- Country of origin: Italy
- Region: Calabria
- Texture: Semi-hard
- Certification: PAT

= Provola silana =

Italian cheese

Provola silana is a variety of cheese typical of the Sila area, in the Calabria region of Italy.

==Characteristics==
Provola silana is a semi-hard pasta filata ('stretched-curd') cheese obtained thanks to the processing of cow's milk coming from the various cattle breeds raised in the area. It is distinguished by its typical shape defined as oval or truncated cone.

It has a thin and very homogeneous crust, rather smooth and with a yellow color. Internally the texture is homogeneous to compact, with white or very light yellow holes that become more intense as the inside of the cheese is reached.

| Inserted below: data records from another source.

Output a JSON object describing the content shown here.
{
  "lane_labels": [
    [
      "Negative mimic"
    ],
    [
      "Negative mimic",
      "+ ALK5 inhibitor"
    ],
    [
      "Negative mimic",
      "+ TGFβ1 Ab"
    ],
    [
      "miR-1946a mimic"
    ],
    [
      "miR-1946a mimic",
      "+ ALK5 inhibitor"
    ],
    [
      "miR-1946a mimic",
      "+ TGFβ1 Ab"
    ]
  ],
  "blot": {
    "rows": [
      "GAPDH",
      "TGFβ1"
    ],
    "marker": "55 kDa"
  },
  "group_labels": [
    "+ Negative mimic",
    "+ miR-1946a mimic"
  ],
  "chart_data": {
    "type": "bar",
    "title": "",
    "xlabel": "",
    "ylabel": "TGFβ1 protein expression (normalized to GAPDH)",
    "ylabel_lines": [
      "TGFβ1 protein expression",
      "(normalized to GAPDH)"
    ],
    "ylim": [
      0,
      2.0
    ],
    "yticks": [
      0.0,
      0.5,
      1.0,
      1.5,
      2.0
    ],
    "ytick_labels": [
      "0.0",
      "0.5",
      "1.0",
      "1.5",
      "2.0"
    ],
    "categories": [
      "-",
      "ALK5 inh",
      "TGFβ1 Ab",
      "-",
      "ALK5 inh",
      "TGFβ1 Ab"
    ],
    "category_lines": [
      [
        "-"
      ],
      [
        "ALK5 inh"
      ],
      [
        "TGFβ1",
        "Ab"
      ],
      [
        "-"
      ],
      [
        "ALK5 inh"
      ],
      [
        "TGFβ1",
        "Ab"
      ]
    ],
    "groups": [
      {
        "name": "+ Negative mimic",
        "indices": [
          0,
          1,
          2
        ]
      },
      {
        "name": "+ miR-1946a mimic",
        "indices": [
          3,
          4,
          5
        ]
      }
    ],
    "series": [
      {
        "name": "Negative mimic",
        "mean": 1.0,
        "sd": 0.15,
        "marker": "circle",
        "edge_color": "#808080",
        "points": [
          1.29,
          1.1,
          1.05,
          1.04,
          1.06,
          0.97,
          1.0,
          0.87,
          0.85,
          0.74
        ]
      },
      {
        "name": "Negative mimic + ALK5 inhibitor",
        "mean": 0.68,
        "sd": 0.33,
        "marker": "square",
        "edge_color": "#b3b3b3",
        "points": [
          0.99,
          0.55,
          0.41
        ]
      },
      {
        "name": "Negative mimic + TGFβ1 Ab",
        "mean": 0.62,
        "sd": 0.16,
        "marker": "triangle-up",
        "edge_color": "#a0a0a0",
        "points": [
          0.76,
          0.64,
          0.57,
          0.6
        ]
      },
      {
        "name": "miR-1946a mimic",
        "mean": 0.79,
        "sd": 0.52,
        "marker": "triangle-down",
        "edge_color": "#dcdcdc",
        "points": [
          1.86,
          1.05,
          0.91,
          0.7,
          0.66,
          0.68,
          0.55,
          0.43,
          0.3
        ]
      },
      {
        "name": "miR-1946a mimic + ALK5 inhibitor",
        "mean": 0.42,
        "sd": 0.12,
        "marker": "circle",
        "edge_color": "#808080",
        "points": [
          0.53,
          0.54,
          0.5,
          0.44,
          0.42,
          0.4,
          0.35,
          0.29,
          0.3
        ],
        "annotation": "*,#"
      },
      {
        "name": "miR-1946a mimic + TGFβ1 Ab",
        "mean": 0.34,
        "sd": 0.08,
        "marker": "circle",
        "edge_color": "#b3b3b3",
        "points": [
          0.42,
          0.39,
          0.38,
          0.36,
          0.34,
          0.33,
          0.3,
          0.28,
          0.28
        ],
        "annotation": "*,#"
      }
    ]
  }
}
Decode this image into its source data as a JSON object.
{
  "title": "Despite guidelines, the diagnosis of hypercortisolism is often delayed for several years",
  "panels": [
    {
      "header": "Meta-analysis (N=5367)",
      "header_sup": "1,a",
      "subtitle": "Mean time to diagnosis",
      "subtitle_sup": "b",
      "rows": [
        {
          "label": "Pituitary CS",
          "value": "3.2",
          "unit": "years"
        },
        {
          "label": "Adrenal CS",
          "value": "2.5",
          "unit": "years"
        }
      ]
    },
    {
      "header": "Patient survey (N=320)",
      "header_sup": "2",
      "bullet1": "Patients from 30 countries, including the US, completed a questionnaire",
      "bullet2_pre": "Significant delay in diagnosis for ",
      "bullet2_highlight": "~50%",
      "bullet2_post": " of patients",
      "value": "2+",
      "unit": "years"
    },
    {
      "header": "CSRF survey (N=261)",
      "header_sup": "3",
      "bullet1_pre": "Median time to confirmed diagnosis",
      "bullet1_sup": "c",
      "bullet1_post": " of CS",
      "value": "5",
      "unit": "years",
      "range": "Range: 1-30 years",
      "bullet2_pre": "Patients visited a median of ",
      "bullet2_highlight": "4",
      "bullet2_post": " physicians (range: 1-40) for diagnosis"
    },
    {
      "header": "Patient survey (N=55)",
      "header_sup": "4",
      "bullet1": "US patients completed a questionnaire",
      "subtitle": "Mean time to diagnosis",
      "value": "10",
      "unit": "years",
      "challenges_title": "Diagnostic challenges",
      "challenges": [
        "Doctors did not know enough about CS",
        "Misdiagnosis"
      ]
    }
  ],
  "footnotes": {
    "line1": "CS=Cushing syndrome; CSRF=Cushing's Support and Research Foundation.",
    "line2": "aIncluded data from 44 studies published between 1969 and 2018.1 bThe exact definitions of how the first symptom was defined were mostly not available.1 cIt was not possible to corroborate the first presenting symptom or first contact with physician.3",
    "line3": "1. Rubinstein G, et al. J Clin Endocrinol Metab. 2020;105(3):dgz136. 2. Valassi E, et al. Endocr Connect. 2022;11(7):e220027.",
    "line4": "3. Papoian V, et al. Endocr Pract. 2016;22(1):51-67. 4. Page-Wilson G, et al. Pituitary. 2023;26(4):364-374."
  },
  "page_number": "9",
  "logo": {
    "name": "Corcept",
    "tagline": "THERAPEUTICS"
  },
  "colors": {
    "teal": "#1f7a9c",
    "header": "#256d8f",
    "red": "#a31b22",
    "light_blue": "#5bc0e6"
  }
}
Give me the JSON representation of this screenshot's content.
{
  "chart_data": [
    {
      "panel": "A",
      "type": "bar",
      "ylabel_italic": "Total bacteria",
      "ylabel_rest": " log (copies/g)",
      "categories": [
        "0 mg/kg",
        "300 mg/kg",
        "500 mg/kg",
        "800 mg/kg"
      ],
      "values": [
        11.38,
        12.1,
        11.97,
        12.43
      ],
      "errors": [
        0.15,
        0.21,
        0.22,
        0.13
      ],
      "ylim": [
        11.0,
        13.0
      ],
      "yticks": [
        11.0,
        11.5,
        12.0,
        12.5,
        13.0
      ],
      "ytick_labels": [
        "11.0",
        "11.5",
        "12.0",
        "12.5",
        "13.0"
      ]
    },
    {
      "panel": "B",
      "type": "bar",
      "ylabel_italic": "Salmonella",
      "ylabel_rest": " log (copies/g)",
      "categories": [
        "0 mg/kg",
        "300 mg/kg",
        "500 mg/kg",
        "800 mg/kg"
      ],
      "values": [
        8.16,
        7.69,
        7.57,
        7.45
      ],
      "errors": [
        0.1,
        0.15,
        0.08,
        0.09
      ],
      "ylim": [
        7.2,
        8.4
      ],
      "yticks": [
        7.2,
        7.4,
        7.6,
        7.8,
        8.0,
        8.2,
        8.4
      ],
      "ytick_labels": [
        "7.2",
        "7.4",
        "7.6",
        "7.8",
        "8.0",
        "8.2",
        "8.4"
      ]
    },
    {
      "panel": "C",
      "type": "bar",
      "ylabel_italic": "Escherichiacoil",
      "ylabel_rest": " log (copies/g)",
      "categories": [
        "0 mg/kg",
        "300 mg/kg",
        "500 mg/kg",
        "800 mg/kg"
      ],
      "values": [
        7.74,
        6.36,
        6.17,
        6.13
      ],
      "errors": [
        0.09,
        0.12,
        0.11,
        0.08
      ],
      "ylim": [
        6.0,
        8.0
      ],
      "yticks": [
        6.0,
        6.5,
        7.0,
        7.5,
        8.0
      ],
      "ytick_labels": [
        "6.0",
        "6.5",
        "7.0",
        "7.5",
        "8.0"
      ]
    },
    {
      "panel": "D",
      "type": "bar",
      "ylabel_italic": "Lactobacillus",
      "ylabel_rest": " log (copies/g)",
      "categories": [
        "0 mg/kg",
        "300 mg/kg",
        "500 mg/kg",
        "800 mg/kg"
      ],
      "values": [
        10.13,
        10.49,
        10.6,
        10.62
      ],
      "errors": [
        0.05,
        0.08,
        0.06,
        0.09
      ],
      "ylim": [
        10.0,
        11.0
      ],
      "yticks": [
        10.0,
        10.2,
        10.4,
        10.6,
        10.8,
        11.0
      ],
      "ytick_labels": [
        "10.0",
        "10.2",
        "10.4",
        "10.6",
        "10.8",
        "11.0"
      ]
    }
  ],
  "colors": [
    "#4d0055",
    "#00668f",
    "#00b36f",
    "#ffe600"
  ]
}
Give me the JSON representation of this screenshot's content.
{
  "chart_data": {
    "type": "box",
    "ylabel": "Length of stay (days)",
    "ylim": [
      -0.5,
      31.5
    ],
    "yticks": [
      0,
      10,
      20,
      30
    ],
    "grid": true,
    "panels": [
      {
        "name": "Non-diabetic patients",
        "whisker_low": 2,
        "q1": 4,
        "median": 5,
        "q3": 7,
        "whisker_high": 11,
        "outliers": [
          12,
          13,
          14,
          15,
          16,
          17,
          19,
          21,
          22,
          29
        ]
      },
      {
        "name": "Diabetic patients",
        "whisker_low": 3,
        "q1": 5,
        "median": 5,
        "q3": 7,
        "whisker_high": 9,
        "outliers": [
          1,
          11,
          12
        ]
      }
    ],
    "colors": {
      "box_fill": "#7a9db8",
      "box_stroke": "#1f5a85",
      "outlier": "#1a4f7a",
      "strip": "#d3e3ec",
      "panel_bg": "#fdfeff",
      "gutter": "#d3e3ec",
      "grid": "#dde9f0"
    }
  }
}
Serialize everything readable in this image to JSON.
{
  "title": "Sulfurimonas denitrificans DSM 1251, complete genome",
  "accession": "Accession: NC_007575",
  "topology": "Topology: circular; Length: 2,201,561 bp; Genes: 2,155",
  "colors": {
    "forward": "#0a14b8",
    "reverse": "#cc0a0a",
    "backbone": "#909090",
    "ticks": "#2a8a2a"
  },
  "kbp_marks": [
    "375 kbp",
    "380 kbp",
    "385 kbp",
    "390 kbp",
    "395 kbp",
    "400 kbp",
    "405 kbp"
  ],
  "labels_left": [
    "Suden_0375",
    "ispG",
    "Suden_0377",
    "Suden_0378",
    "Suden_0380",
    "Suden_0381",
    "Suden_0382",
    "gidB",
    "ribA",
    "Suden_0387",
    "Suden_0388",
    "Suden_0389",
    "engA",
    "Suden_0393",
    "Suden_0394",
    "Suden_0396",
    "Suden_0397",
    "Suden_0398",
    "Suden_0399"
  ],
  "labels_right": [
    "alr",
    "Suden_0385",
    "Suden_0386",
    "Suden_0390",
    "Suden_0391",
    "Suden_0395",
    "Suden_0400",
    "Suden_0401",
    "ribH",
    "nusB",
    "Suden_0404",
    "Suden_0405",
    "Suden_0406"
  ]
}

It is produced following the ancient processing methods within the territory surrounding the Sila mountainst between the comuni (municipalities) of San Giovanni in Fiore, Pedace, Spezzano della Sila, Longobucco, Serra Pedace and Castelsilano, in the provinces of Cosenza, Crotone and Catanzaro.

==Preparation==
Freshly milked raw milk is filtered and rennet is added. It is then coagulated at a temperature of about 37 °C. Once firm, the clot is broken in order to obtain six small granules and the curd is heated up to 40–45 °C. After heating, the curd is kept stirred to favor dehydration and is left to settle on the bottom. At this point the curd is extracted, left to rest for a few days and then spun; the forms thus obtained are finally immersed in cold water to favor their firming.